Garrett Malone, a former Marine infantryman with 3rd Battalion, 4th Marine Regiment out of Twentynine Palms, California, is currently listed as a reservist by the U.S. Marine Corps, but he said in a text message that he is no longer with the Individual Ready Reserves. When asked about the comments the user with his name posted in Mike Uniform, he blocked The Daily Beast from contacting him further.

Change has come slowly to the military’s treatment of revenge porn and related offenses, but the scandal is bringing changes to the the Uniform Code of Military Justice. On Capitol Hill, Rep. Jackie Speier of California and Sen. Kirsten Gillibrand of New York have called for a federal law making the non-consensual disclosure of private images a felony.

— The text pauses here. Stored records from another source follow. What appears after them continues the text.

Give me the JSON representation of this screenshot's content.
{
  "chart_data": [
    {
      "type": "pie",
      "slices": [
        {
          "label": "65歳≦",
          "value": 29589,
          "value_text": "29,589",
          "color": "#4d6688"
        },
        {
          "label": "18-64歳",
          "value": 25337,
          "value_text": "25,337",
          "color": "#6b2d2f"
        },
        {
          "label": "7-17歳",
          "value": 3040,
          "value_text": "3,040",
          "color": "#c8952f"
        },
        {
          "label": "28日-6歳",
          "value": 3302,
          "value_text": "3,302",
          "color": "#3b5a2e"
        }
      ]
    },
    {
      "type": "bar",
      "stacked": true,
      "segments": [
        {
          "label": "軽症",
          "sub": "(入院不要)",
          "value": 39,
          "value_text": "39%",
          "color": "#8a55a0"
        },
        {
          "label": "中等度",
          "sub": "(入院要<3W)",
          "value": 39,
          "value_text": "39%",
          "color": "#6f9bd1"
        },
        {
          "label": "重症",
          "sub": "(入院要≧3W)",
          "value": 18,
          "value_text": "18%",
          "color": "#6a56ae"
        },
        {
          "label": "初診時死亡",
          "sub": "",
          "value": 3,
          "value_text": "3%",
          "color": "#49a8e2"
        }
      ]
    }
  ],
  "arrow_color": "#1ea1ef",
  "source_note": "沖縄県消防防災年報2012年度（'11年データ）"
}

“I think it’s important to recognize that our understanding of the issue has evolved over time,” said Marine Gen. Glenn Walters, assistant commandant of the Marine Corps and head of the Marine Corps Task Force that is addressing cultural issues with the Corps. “How we handle cases today is much different and more effective as a result of what occurred with Marines United.”

Though not all the nude photos posted on Marines United and other groups were shared for reasons of revenge, “revenge porn” is an umbrella term for all types of non-consensual disclosure of explicit and intimate images—and it is not exclusive to U.S. service members and veterans.

Rob Kardashian posted nude photos of Angela Renee White, aka “Blac Chyna,” the mother of his child, and a video of her allegedly cheating. Kardashian shared the photos and video on Instagram and then tweeted to his 10 million followers on Twitter. He is a resident of California, where it’s illegal to publish “nonconsensual pornography” of an “identifiable person,” and where violation carries a penalty of up to six months in jail and $1000.

Rep. Stacey Plaskett of the U.S. Virgin Islands, who was a victim of revenge porn during her 2016 primary campaign, told The Daily Beast that a better term for it would be “cyber sexual assault.”

“It isn’t always about revenge,” Plaskett said. “It may be a case of blackmail, it may be a case of someone who’s just a creep, it may be hacking, it may be someone who’s never had a relationship with you at all, so I think we need to broaden the scope of this and bring awareness that it needs to change.”